Hopkins has been instrumental in organizing conferences and programs to help educate the public about the challenges he believes society will face in the coming years. In 2005 he worked with second-year students at Kinsale Further Education College (FEC) to develop a comprehensive “energy descent plan,” designed to show how Kinsale could make the transition away from being an oil-dependent culture. In August he published the book The Transition Handbook: From Oil Dependency to Local Resilience, which lays out a methodology for action by people looking to build sustainable communities.
Some of those people live right here in Central Mass., and they have organized local groups to address fossil fuel dependence through a new focus on “relocalization,” where people would get their needs met within or near their communities and would work together to find sustainable alternatives to those aspects of life with high energy demands.

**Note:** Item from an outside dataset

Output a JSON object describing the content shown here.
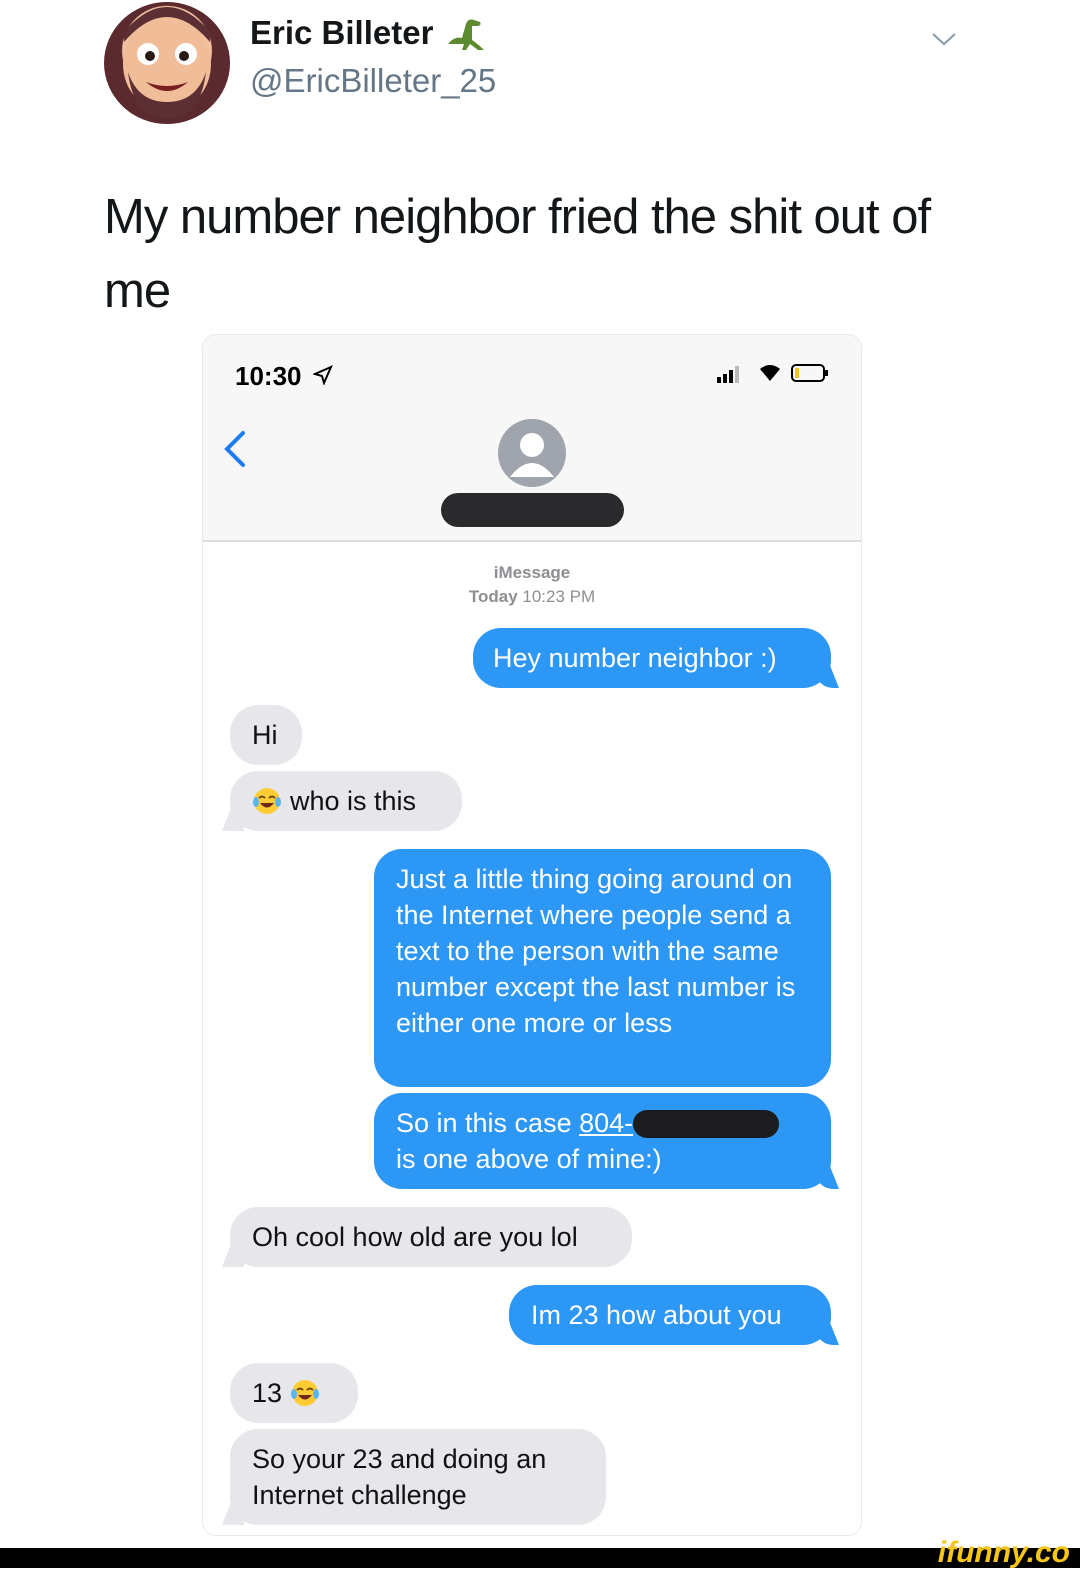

On Thursday, Jan. 8, several of those groups came together in Volunteers Hall to discuss how they might make use of the methodology laid out in Hopkins’ book. Organizers included Carolyn McCreary, chairwoman of Ayer’s Board of Selectman and founder of Ayer Local; Chris Ryan, member of Ayer Local and director of planning and development in Ayer; Sydney Blackwell, cofounder of Harvard Local; and Lisa Wiesner, member of Groton Local. About 30 people attended, from Ayer, Bolton, Boxborough, Concord, Groton, Harvard, Stow, and Westborough. Most of the groups have already made their way through several of the 12 steps laid out in the book for beginning “the transition journey”:
- Set up a steering group (and design its demise from the outset).
- Raise awareness (through movie screenings, book groups, discussion groups).
- Lay the foundations (network with existing groups and activists).
- Organize a “great unleashing” (some memorable milestone).
- Form subgroups (to focus on specific aspects of the transition process, such as food, energy, transportation, etc.).
- Use “open space” (a meeting with no specific agenda, organized to explore a particular topic).
- Develop visible, practical manifestations of the project (show transition progress).
- Facilitate the “great reskilling” (relearn skills our grandparents took for granted, those that have been lost to time and modern convenience, such as gardening, cooking, food preservation, bread-making, repairing, etc.).
- Build a bridge to local government (cultivate positive and productive relationships with local authorities).
- Honor the elders (learn from their experience).
- Let it go where it wants to go (act as a catalyst for the community to design its own transition).
- Create an energy descent plan (put it all together).
The collective group of “Locals” plans to meet again within the next month to work on an “envisioning” process, as a way to clearly articulate what their communities might look like after a transition to a more sustainable way of life. All agreed on the urgency of this planning
Wiesner said, “These are the biggest problems we face of all time.”